Stochastic variance-reduced Gaussian variational inference on the Bures-Wasserstein manifold
Hoang Phuc Hau Luu, Hanlin Yu, Bernardo Williams, Marcelo Hartmann, Arto Klami
TL;DR
This work tackles Gaussian variational inference in the Bures–Wasserstein geometry by addressing high-variance forward BW-gradient estimates needed in forward–backward Euler optimization. It introduces SVRGVI, a variance-reduced estimator based on a Stein-style control variate $Z_k=\Sigma_k^{-1}(X_k-m_k)$ with adaptive coefficient $c$, which reduces variance without extra sampling and with only $O(d^2)$ additional cost per iteration from reusing the Cholesky factor. The authors prove variance reduction in a neighborhood of the optimal solution and under strong convexity under a trace condition, and show that variance reduction improves convergence bounds; they also demonstrate substantial empirical gains over BWGD and SGVI across Gaussian, Student’s t, and Bayesian logistic regression targets. The approach preserves the beneficial BW geometry properties while delivering orders-of-magnitude improvements in accuracy and stability, making BW-geometry Gaussian VI practical for high-dimensional Bayesian inference.
Abstract
Optimization in the Bures-Wasserstein space has been gaining popularity in the machine learning community since it draws connections between variational inference and Wasserstein gradient flows.
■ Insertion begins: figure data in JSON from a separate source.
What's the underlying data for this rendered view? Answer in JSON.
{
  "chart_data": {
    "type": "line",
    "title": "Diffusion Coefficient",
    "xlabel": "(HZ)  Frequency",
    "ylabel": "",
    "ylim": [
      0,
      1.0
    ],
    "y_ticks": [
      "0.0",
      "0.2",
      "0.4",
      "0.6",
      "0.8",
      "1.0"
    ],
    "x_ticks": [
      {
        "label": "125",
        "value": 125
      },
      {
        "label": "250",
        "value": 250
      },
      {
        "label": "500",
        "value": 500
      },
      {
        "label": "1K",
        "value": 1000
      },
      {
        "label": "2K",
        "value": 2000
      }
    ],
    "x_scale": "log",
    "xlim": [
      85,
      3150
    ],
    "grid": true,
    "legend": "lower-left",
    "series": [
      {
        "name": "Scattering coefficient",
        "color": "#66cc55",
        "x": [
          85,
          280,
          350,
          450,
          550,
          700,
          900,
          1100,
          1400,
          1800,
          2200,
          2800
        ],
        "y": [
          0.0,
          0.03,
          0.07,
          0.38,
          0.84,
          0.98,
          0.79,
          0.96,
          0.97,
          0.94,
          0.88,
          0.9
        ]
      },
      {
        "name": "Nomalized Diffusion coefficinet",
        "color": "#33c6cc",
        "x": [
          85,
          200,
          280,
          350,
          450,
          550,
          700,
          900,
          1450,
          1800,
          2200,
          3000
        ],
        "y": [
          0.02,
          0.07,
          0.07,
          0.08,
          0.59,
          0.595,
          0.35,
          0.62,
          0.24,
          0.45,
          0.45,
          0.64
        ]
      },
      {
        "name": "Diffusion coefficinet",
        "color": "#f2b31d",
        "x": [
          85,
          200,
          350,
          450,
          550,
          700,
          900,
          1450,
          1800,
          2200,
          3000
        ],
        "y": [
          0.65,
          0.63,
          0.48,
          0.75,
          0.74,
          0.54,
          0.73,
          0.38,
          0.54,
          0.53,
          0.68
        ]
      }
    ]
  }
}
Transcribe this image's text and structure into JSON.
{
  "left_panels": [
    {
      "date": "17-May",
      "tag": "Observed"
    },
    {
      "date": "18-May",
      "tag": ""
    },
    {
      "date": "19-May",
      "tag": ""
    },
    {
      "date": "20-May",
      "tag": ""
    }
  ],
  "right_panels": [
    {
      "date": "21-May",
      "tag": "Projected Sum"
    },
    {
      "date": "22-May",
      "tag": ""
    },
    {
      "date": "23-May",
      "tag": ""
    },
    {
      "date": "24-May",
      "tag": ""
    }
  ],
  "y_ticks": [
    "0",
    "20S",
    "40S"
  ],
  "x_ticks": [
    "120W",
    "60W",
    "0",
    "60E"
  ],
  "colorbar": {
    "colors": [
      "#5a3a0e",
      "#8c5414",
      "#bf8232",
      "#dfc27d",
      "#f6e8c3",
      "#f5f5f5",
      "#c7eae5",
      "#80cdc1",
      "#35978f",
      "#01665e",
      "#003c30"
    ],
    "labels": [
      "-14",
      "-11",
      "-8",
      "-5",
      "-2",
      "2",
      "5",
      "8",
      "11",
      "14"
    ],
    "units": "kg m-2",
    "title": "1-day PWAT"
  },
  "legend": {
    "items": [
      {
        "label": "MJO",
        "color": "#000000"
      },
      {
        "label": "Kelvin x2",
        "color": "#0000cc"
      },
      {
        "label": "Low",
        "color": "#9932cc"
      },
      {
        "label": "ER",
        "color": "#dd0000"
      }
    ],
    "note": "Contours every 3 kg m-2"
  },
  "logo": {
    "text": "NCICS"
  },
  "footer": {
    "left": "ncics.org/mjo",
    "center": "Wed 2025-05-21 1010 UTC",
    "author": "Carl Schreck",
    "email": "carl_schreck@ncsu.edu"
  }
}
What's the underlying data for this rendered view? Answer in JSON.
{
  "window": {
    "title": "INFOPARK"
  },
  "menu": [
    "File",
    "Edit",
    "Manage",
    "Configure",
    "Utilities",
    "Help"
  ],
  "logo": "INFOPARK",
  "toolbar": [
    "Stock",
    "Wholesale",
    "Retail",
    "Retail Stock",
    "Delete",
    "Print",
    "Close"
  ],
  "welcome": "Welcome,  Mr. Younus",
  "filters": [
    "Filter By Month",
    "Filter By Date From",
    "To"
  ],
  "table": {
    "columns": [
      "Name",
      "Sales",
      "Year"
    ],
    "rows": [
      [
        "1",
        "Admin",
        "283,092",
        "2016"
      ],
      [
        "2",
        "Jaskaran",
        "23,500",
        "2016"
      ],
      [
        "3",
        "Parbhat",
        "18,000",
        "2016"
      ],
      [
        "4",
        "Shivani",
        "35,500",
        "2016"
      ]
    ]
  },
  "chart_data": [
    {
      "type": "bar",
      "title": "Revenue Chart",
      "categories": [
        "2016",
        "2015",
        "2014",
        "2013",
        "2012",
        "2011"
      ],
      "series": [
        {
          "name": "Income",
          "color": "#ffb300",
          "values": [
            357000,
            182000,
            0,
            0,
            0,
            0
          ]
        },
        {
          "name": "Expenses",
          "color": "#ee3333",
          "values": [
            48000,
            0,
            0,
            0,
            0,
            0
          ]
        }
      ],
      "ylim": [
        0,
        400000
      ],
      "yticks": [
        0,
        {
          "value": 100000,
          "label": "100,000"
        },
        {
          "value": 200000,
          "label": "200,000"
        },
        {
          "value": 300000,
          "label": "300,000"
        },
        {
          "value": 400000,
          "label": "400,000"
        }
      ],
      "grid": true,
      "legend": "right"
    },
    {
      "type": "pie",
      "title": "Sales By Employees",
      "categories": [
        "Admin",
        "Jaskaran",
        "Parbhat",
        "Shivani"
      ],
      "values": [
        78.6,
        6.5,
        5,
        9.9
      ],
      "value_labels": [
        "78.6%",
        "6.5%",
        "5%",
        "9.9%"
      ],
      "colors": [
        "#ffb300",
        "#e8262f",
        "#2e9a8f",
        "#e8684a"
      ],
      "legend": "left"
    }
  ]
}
The variational inference objective function of Kullback-Leibler divergence can be written as the sum of the negative entropy and the potential energy, making forward-backward Euler the method of choice. Notably, the backward step admits a closed-form solution in this case, facilitating the practicality of the scheme. However, the forward step is not exact since the Bures-Wasserstein gradient of the potential energy involves "intractable" expectations. Recent approaches propose using the Monte Carlo method -- in practice a single-sample estimator -- to approximate these terms, resulting in high variance and poor performance. We propose a novel variance-reduced estimator based on the principle of control variates. We theoretically show that this estimator has a smaller variance than the Monte-Carlo estimator in scenarios of interest. We also prove that variance reduction helps improve the optimization bounds of the current analysis. We demonstrate that the proposed estimator gains order-of-magnitude improvements over the previous Bures-Wasserstein methods.